ALCARAZ

El día que Alcaraz regaló un Aston Martin y su padre le respondió con una frase que lo marcó

Una de las historias más reveladoras de esa relación con sus raíces tiene como protagonista a su padre.

Samuel de la Fuente

Madrid |

El día que Alcaraz regaló un Aston Martin y su padre le respondió con una frase que lo marcó | EuropaPress

El magnetismo de Alcaraz trasciende lo puramente deportivo. Mark Hodgkinson, en su libro Being Carlos Alcaraz, lo retrata como un fenómeno global capaz de enganchar tanto por su estilo agresivo y creativo en la pista como por su carisma natural fuera de ella. Esa mezcla de frescura y ambición lo ha convertido en un referente mundial a una edad en la que otros aún están buscando su lugar.

La proyección económica del tenista es igual de deslumbrante que su tenis. Los cálculos apuntan a unos ingresos anuales de 31,5 millones de libras, lo que lo coloca a la cabeza del circuito en cuanto a rentabilidad mediática. Patrocinadores, torneos y marcas se disputan su imagen porque combina juventud, éxito y una sonrisa que vende por sí sola.

Sin embargo, detrás de esos números aparece un joven con pasiones comunes. Su afición por las zapatillas exclusivas es conocida, invierte miles de euros en modelos de edición limitada, pero siempre lo comparte con sus padres, como si quisiera mantener vivo ese control familiar que le recuerda que, pese a todo, sigue siendo Carlitos.

El Aston Martin que nunca se estrenó

Una de las historias más reveladoras de esa relación con sus raíces tiene como protagonista a su padre. En un gesto de cariño, Alcaraz decidió regalarle un Aston Martin, coche que el progenitor había mencionado durante años como un sueño pendiente. Pero la respuesta no fue la que esperaba.

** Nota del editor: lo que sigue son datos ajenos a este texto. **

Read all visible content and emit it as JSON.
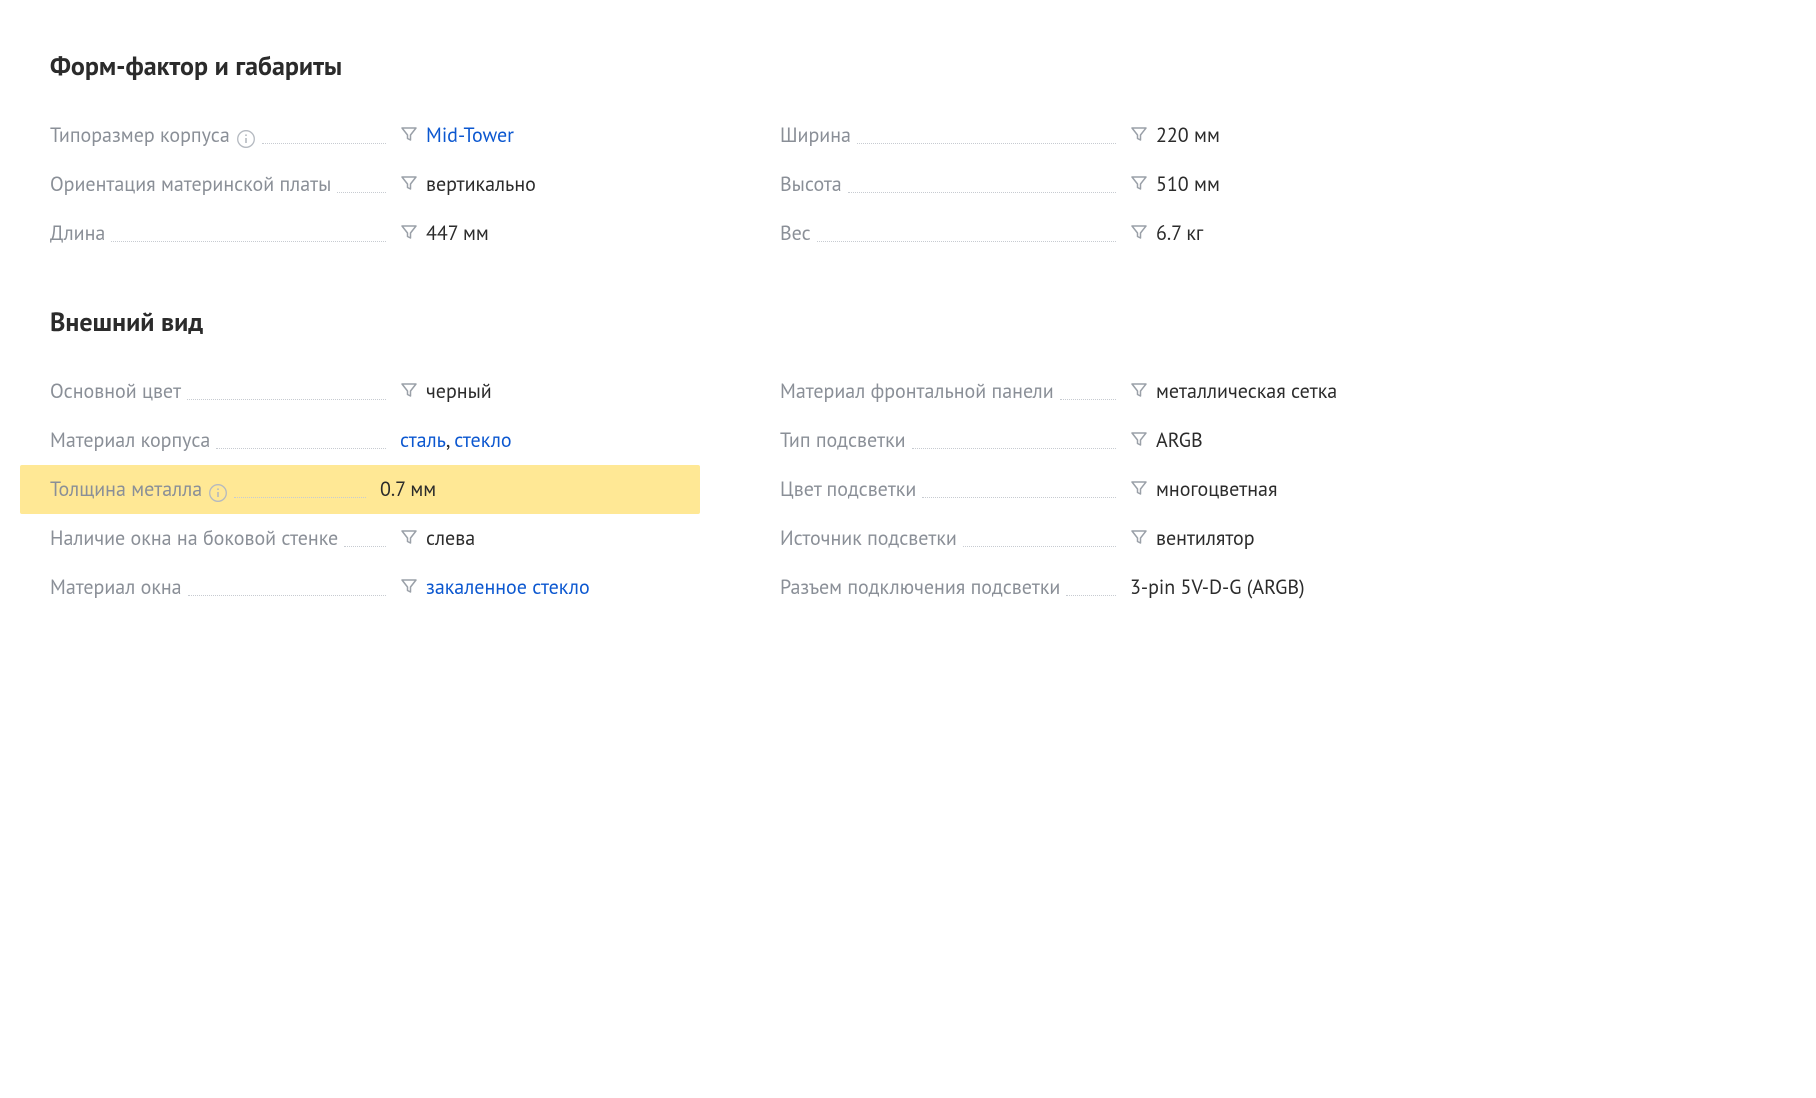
{
  "sections": {
    "form_factor": {
      "title": "Форм-фактор и габариты",
      "left": [
        {
          "label": "Типоразмер корпуса",
          "info": true,
          "filter": true,
          "value": "Mid-Tower",
          "link": true
        },
        {
          "label": "Ориентация материнской платы",
          "info": false,
          "filter": true,
          "value": "вертикально",
          "link": false
        },
        {
          "label": "Длина",
          "info": false,
          "filter": true,
          "value": "447 мм",
          "link": false
        }
      ],
      "right": [
        {
          "label": "Ширина",
          "info": false,
          "filter": true,
          "value": "220 мм",
          "link": false
        },
        {
          "label": "Высота",
          "info": false,
          "filter": true,
          "value": "510 мм",
          "link": false
        },
        {
          "label": "Вес",
          "info": false,
          "filter": true,
          "value": "6.7 кг",
          "link": false
        }
      ]
    },
    "appearance": {
      "title": "Внешний вид",
      "left": [
        {
          "label": "Основной цвет",
          "info": false,
          "filter": true,
          "value": "черный",
          "link": false
        },
        {
          "label": "Материал корпуса",
          "info": false,
          "filter": false,
          "multi": [
            "сталь",
            "стекло"
          ],
          "link": true
        },
        {
          "label": "Толщина металла",
          "info": true,
          "filter": false,
          "value": "0.7 мм",
          "link": false,
          "highlighted": true
        },
        {
          "label": "Наличие окна на боковой стенке",
          "info": false,
          "filter": true,
          "value": "слева",
          "link": false
        },
        {
          "label": "Материал окна",
          "info": false,
          "filter": true,
          "value": "закаленное стекло",
          "link": true
        }
      ],
      "right": [
        {
          "label": "Материал фронтальной панели",
          "info": false,
          "filter": true,
          "value": "металлическая сетка",
          "link": false
        },
        {
          "label": "Тип подсветки",
          "info": false,
          "filter": true,
          "value": "ARGB",
          "link": false
        },
        {
          "label": "Цвет подсветки",
          "info": false,
          "filter": true,
          "value": "многоцветная",
          "link": false
        },
        {
          "label": "Источник подсветки",
          "info": false,
          "filter": true,
          "value": "вентилятор",
          "link": false
        },
        {
          "label": "Разъем подключения подсветки",
          "info": false,
          "filter": false,
          "value": "3-pin 5V-D-G (ARGB)",
          "link": false
        }
      ]
    }
  }
}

Alfredo Sarria, amigo cercano de la familia, cuenta que "el padre de Carlitos siempre decía que si en el futuro tenía dinero se compraría un Aston Martin".

Sin embargo, al recibirlo, no dudó en frenar la euforia con una pregunta directa. "¿Cuándo voy a conducir este coche?".

Lejos de convertirse en el capricho familiar, el vehículo permanece aparcado, símbolo de un lujo que en su pueblo se mira con recelo. De hecho, Sarria reconoce que la familia sopesa desprenderse de él. "Carlos no quiere que Carlitos gaste dinero en estas cosas. Quizás vendan el coche pronto porque no lo van a usar".

Mirando al futuro sin perder el norte

El propio Alcaraz ha confesado que le gustaría tener algún día un Lamborghini, pero matiza que será "cuando sea mayor".